Steele wasn’t scared, but her mom was.

OK, God, I’m just going to trust you on this.

Dawn Steele, Brittany's mother

"I’d worry about it more, and I’d cry a lot," she says. "I didn’t even share this with Brittany ’cause I didn’t want to scare Brittany, but as a mother there were days when I’d think about it, and I'm like, 'Oh, my god, no.' I’d try to think, 'What can I do to help Brittany?' But then there was nothing I could do."

There are two ways to treat Wolff-Parkinson-White syndrome. You can burn the extra heart pathway with an electrical current, or you can freeze it with liquid nitrogen. Pass decided he would freeze Steele's, since the extra pathway was close to the normal one and he didn't want to risk damaging the main pathway.

The day Steele went in for her operation, she was 11-years-old and terrified.

"I was like twitchy-panicky, which was concerning them," she says. "I wasn’t like 'panicking' panicking."

Pass fed one catheter up a vein in one leg and another catheter up the artery in the other. The catheters will deliver liquid nitrogen right to Steele's heart.

While she was on the operating table, Steele's mom was out in the waiting room.

"I was just like, “OK, God, I’m just going to trust you on this. I’m not going to worry. I’m not going to worry,'" she says. "I just tried to calm myself."

Steele came out alive and well — and, after three months without heart palpitations, she was cleared for running in sixth grade. The first thing she did was sign up for the track team.

She was still the fastest girl at her school.

A Dream Realized

"My high school coach, Nicholas Galasso, coolest dude on the planet,' says Steele, 'one day, he was like, 'Do you want to try to qualify for the Millrose Games?'"

Remember the Millrose Games? That was the track meet Steele had always wanted to run in.

"And I was like, 'Are you serious?'" she says. "And he was like, 'Yeah. Like, I think you could do it.' And I was like, 'Yes!'”

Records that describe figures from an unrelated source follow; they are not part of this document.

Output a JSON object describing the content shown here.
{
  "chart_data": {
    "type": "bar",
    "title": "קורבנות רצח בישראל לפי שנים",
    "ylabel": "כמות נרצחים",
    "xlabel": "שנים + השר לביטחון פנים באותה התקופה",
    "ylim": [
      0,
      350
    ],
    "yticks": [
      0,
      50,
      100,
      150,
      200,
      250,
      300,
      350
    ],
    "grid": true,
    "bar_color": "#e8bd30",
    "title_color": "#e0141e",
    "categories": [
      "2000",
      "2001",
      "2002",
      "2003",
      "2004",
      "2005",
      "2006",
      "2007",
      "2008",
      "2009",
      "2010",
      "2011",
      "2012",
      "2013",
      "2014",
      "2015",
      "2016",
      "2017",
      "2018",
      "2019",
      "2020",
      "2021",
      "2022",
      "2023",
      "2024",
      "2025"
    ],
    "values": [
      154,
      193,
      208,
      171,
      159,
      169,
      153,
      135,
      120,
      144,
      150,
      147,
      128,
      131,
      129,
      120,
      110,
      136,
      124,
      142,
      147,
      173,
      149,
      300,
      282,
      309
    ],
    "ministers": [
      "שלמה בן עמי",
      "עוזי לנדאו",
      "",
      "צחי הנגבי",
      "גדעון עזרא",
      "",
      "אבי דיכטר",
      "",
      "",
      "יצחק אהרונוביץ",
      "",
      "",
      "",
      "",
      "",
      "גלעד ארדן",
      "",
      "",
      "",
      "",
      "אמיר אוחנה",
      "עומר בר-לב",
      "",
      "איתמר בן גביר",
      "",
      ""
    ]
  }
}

After not knowing if shed ever be able to compete in organized athletics, Brittany Steele achieved her dream of competing in the Millrose Games.
After qualifying by .01 seconds, Steele achieved her goal of competing in the Millrose Games. (David Sinclair/Haverford College)

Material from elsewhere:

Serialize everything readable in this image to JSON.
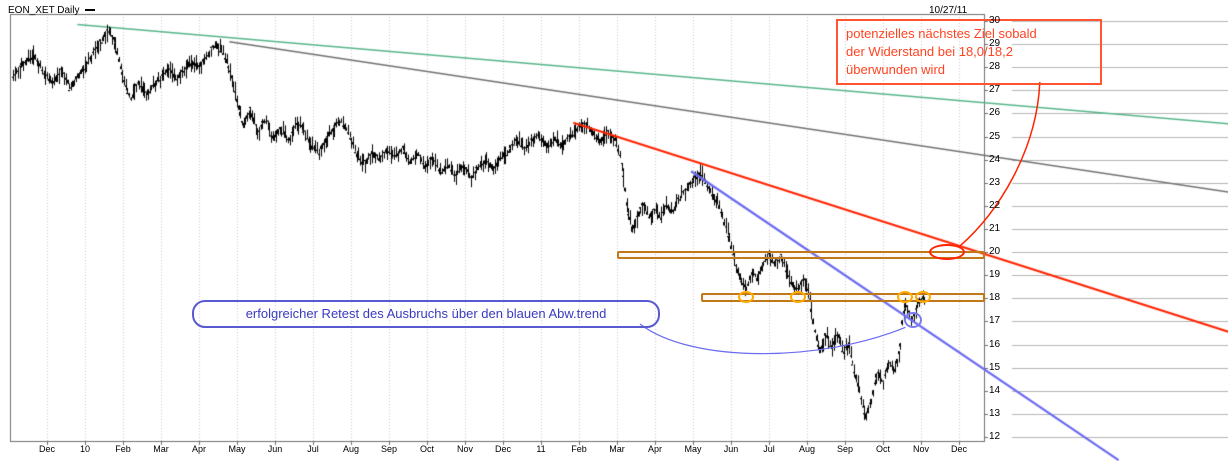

At the qualifying meet, Steele barely slipped into the 55m finals by .01 seconds. There were eight girls in the race, and she had to be in the top four to qualify for the Millrose Games.

"And I remember walking off the track and my coach wasn’t even watching the race. And I was like, 'What do you mean you didn’t watch the race?' And he’s like, 'I couldn’t look! I was too nervous!' And then we’re like both looking at the board and we just see my name like light up in fourth place and we were like, 'Yes!'"

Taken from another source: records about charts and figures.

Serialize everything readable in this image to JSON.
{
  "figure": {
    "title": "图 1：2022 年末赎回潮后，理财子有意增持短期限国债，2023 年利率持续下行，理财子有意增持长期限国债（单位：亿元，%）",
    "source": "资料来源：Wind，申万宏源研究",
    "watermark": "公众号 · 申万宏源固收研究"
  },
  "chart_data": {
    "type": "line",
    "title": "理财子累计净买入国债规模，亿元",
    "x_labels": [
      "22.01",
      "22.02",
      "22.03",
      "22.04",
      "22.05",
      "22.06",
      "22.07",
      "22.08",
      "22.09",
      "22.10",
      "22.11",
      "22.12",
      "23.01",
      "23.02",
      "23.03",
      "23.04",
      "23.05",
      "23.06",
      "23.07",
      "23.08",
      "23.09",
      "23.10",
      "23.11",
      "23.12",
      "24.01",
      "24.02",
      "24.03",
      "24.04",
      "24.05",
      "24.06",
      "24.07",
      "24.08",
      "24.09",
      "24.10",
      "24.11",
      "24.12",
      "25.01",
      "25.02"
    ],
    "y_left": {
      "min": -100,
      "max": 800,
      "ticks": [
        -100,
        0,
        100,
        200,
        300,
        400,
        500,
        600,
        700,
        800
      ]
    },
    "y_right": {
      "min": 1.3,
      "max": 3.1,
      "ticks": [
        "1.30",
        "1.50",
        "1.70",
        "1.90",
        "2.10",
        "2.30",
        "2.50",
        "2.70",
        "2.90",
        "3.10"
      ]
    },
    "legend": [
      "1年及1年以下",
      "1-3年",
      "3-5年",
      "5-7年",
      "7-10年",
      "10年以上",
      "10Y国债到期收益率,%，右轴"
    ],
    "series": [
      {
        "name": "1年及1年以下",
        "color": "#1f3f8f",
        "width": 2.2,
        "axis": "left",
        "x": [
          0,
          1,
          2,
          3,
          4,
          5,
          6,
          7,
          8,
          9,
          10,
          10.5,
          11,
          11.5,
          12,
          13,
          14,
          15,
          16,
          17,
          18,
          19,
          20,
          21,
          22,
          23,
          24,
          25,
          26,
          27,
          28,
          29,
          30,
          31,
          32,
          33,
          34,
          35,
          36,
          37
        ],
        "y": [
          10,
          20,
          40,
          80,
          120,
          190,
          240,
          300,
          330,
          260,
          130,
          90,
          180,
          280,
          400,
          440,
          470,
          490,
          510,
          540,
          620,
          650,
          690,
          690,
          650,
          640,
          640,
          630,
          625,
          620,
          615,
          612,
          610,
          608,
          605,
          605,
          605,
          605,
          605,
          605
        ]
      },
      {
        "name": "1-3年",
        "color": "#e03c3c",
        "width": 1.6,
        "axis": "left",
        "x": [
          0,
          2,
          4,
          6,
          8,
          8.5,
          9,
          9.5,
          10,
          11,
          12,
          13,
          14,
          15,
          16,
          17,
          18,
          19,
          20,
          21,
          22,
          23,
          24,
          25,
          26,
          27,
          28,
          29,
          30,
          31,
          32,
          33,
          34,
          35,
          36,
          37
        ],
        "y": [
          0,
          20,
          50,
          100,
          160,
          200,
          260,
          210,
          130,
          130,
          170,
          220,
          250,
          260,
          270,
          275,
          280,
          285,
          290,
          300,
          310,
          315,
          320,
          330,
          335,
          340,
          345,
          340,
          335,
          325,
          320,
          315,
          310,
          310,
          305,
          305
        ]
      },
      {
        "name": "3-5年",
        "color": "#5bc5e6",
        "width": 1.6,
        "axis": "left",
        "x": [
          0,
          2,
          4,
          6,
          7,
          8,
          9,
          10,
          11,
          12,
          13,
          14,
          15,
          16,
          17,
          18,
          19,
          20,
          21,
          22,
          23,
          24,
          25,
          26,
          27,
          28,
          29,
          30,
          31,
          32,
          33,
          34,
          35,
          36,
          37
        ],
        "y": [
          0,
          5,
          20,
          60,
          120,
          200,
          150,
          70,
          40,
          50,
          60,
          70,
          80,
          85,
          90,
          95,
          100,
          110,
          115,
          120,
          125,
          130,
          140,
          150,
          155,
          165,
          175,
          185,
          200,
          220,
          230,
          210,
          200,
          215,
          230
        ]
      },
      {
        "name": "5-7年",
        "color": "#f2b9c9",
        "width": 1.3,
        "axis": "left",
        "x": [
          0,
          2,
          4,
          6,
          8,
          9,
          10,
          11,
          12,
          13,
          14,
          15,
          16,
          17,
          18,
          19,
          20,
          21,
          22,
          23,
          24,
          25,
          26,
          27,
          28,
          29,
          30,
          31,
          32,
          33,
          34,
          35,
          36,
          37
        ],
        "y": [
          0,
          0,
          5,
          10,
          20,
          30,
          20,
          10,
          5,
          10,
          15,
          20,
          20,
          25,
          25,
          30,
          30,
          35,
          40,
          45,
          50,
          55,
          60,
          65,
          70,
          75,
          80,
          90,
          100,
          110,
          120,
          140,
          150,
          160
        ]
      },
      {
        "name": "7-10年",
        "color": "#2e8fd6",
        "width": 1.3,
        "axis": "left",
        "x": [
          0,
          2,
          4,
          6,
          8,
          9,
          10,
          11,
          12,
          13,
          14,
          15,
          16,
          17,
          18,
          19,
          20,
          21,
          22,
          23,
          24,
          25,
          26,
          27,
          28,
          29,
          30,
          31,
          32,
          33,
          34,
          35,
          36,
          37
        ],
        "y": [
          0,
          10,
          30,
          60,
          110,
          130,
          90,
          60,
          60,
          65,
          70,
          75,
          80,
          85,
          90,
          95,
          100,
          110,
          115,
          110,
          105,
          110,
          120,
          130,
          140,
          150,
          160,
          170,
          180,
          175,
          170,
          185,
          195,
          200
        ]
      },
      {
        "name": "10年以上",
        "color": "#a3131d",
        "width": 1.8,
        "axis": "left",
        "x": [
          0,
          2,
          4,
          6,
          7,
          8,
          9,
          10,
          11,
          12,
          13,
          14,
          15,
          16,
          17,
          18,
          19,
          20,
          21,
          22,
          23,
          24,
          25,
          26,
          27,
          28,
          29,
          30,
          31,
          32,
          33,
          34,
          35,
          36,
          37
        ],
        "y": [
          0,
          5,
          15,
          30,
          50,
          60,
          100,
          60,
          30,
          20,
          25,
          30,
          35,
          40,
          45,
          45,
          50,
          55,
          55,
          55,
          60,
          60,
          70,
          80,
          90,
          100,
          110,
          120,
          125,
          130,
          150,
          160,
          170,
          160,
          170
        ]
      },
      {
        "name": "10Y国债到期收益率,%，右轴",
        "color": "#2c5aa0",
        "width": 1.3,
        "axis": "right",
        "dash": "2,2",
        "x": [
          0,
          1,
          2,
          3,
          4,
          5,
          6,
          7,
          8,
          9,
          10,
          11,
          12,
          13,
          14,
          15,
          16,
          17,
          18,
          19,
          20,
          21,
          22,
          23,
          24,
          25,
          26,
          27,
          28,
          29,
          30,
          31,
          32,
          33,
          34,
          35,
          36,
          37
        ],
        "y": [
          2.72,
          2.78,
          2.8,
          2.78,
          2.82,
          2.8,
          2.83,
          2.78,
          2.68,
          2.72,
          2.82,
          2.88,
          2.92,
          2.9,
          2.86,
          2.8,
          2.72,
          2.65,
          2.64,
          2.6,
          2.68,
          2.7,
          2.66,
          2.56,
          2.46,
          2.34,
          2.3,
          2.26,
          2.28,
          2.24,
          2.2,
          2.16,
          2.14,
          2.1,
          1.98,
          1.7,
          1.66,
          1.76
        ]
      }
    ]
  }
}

So Steele went to the Millrose Games in February of her senior year of high school.

"I came in seventh out of seven," she says. "But I didn’t really care that much. I mean, I don’t know that I’m ever going to get a cooler experience. That was just such a big payoff."

Steele's now a successful sprinter and triple-jumper for Haverford College, in Pennsylvania. But her heart condition is still with her. She can’t take Tylenol or most cold medicines or drink caffeine. And she says she still gets heart palpitations every once in awhile, though doctors tell her the extra electrical pathway in her heart remains frozen. Despite all that, Steele keeps running.

"I view it as a gift that God gave me and I’m obligated to use. I don’t know how many people know what it’s like to literally be told that you aren’t going to be able to do something and then something changes and you can. And it’s like, well, yeah, I’m absolutely going to do it. I’m going to do it as much as I possibly can because this wasn’t even supposed to happen and now I can do it, so I want to take it as far as I can possible take it."

This segment aired on February 27, 2016.